High Court Lets Sh300 Billion Diageo-Asahi Deal Proceed Amid Legal Battle
bramEditor
March 26, 2026 | 3:59 PM2 min read
High Court Lets Sh300 Billion Diageo-Asahi Deal Proceed Amid Legal Battle

High Court Lets Sh300 Billion Diageo-Asahi Deal Proceed Amid Legal Battle

The High Court has refused to halt the multi-billion shilling Asahi-Diageo transaction, signaling that major commercial deals in Kenya cannot be easily disrupted without strong legal justification.

During Wednesday’s hearing, Justice Bahati Mwamuye declined to grant interim conservatory orders sought by distributor Bia Tosha, who had moved to court to suspend the proposed share transfer while their ongoing dispute with Kenya Breweries Limited, East African Breweries Limited, Diageo, and United Distillers Vintners (UDV) is resolved.
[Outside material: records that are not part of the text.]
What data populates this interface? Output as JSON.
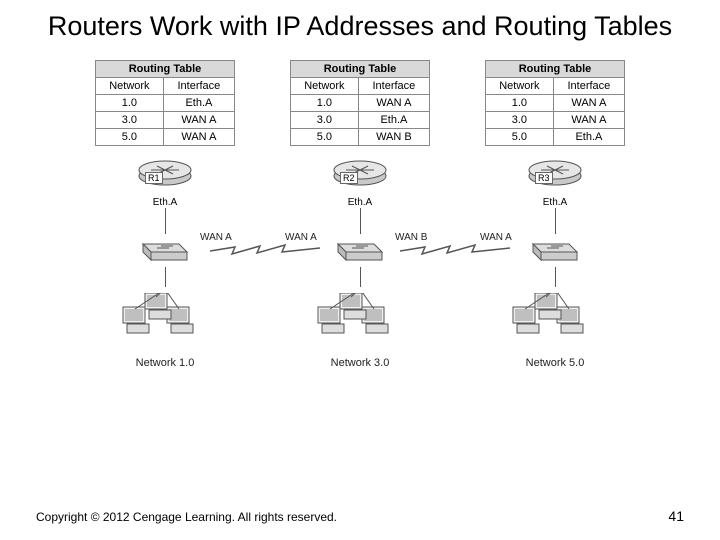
{
  "title": "Routers Work with IP Addresses and Routing Tables",
  "table_title": "Routing Table",
  "col_network": "Network",
  "col_interface": "Interface",
  "tables": [
    {
      "rows": [
        {
          "n": "1.0",
          "i": "Eth.A"
        },
        {
          "n": "3.0",
          "i": "WAN A"
        },
        {
          "n": "5.0",
          "i": "WAN A"
        }
      ]
    },
    {
      "rows": [
        {
          "n": "1.0",
          "i": "WAN A"
        },
        {
          "n": "3.0",
          "i": "Eth.A"
        },
        {
          "n": "5.0",
          "i": "WAN B"
        }
      ]
    },
    {
      "rows": [
        {
          "n": "1.0",
          "i": "WAN A"
        },
        {
          "n": "3.0",
          "i": "WAN A"
        },
        {
          "n": "5.0",
          "i": "Eth.A"
        }
      ]
    }
  ],
  "routers": [
    {
      "tag": "R1",
      "eth": "Eth.A"
    },
    {
      "tag": "R2",
      "eth": "Eth.A"
    },
    {
      "tag": "R3",
      "eth": "Eth.A"
    }
  ],
  "wan_labels": {
    "r1_right": "WAN A",
    "r2_left": "WAN A",
    "r2_right": "WAN B",
    "r3_left": "WAN A"
  },
  "network_labels": [
    "Network 1.0",
    "Network 3.0",
    "Network 5.0"
  ],
  "copyright": "Copyright © 2012 Cengage Learning. All rights reserved.",
  "page_number": "41"
}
Bia Tosha’s lawyers, Kenneth Kiplagat and Kiragu Kimani, argued that the share transfer could undermine Diageo’s assets in Kenya, potentially affecting their ability to pursue claims against the companies. 

They urged the court to intervene to prevent what they described as potential irreparable harm.
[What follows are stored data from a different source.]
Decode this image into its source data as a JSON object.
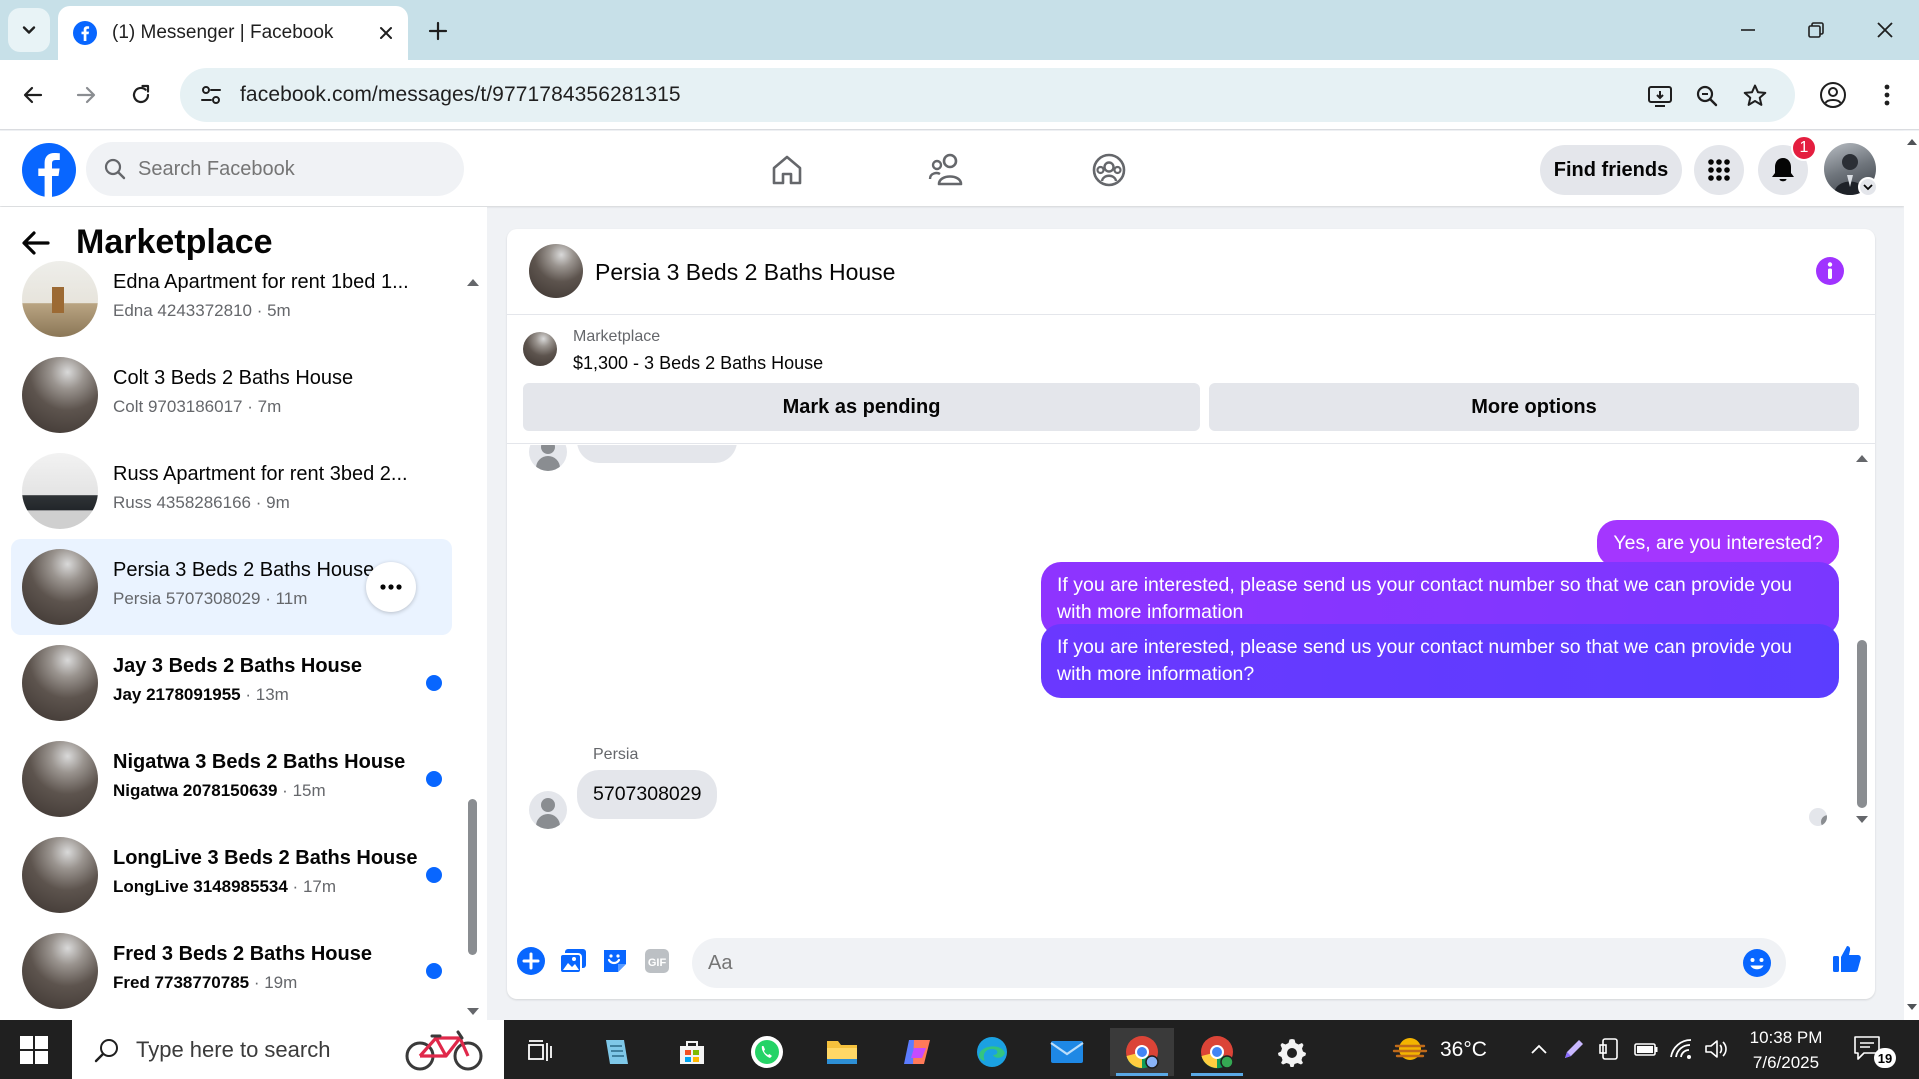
{
  "browser": {
    "tab_title": "(1) Messenger | Facebook",
    "url": "facebook.com/messages/t/9771784356281315"
  },
  "fb_header": {
    "search_placeholder": "Search Facebook",
    "find_friends_label": "Find friends",
    "notification_count": "1"
  },
  "sidebar": {
    "title": "Marketplace",
    "conversations": [
      {
        "name": "Edna Apartment for rent 1bed 1...",
        "who": "Edna 4243372810",
        "time": "5m",
        "unread": false,
        "active": false,
        "thumb": "room"
      },
      {
        "name": "Colt 3 Beds 2 Baths House",
        "who": "Colt 9703186017",
        "time": "7m",
        "unread": false,
        "active": false,
        "thumb": "floor"
      },
      {
        "name": "Russ Apartment for rent 3bed 2...",
        "who": "Russ 4358286166",
        "time": "9m",
        "unread": false,
        "active": false,
        "thumb": "table"
      },
      {
        "name": "Persia 3 Beds 2 Baths House",
        "who": "Persia 5707308029",
        "time": "11m",
        "unread": false,
        "active": true,
        "thumb": "floor"
      },
      {
        "name": "Jay 3 Beds 2 Baths House",
        "who": "Jay 2178091955",
        "time": "13m",
        "unread": true,
        "active": false,
        "thumb": "floor"
      },
      {
        "name": "Nigatwa 3 Beds 2 Baths House",
        "who": "Nigatwa 2078150639",
        "time": "15m",
        "unread": true,
        "active": false,
        "thumb": "floor"
      },
      {
        "name": "LongLive 3 Beds 2 Baths House",
        "who": "LongLive 3148985534",
        "time": "17m",
        "unread": true,
        "active": false,
        "thumb": "floor"
      },
      {
        "name": "Fred 3 Beds 2 Baths House",
        "who": "Fred 7738770785",
        "time": "19m",
        "unread": true,
        "active": false,
        "thumb": "floor"
      }
    ]
  },
  "chat": {
    "title": "Persia 3 Beds 2 Baths House",
    "listing": {
      "label": "Marketplace",
      "description": "$1,300 - 3 Beds 2 Baths House",
      "mark_pending_label": "Mark as pending",
      "more_options_label": "More options"
    },
    "messages": {
      "outgoing": [
        "Yes, are you interested?",
        "If you are interested, please send us your contact number so that we can provide you with more information",
        "If you are interested, please send us your contact number so that we can provide you with more information?"
      ],
      "sender_name": "Persia",
      "incoming": "5707308029"
    },
    "composer_placeholder": "Aa"
  },
  "taskbar": {
    "search_placeholder": "Type here to search",
    "temperature": "36°C",
    "time": "10:38 PM",
    "date": "7/6/2025",
    "notification_count": "19"
  },
  "colors": {
    "fb_blue": "#0866ff",
    "bubble_start": "#a033ff",
    "bubble_end": "#5b3dff",
    "unread_dot": "#0866ff"
  }
}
However, lawyers representing the companies pushed back strongly. Senior Counsel George Oraro, appearing for EABL, told the court that the distributor’s claims are not connected to the transaction, and that no harm would result from the deal proceeding. 
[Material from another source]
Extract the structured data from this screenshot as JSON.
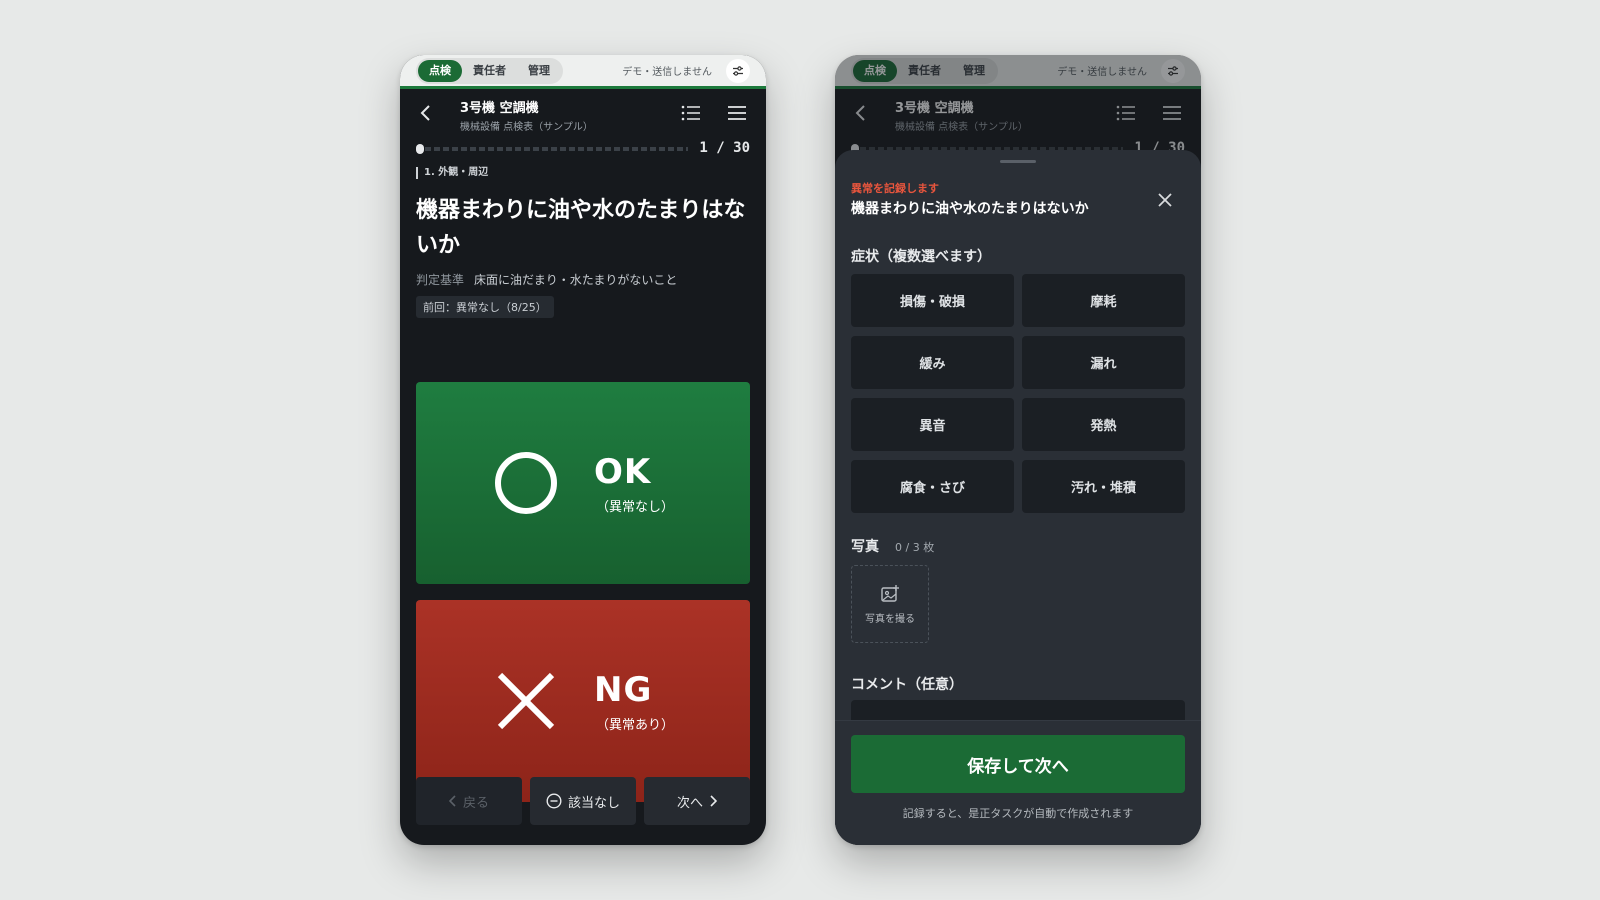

“There is no relation between the transaction and EABL’s ability to settle any money due to Bia Tosha distributors,” Oraro said.

Diageo’s lawyer, Njoroge Regeru, described the application as a “collateral attack” on the transaction, designed to pressure the companies rather than genuinely protect the distributor’s interests.

 “How can a party against whom no order has been issued be said to have violated it? Bia Tosha Distributors must not be allowed to weaponize conservatory orders to derail a commercial transaction,” he argued.

Senior Counsel Githu Muigai, representing Cogno Ventures Limited, an interested party in the case, also supported the respondents, warning that granting prohibitive orders at this stage would amount to pre-judging the dispute without a full hearing.

The court has now directed all parties to appear on April 9, 2026, when it will deliver a ruling on the application. Legal analysts say the decision highlights the judiciary’s cautious approach to intervening in large-scale corporate transactions, balancing the protection of individual rights with the need to safeguard business certainty in high-value deals.

Industry observers note that the Asahi-Diageo transaction, valued at approximately USD 2.3 billion (about Sh300 billion), is among the largest deals in the region and its smooth execution is considered critical for investor confidence in Kenya’s business environment.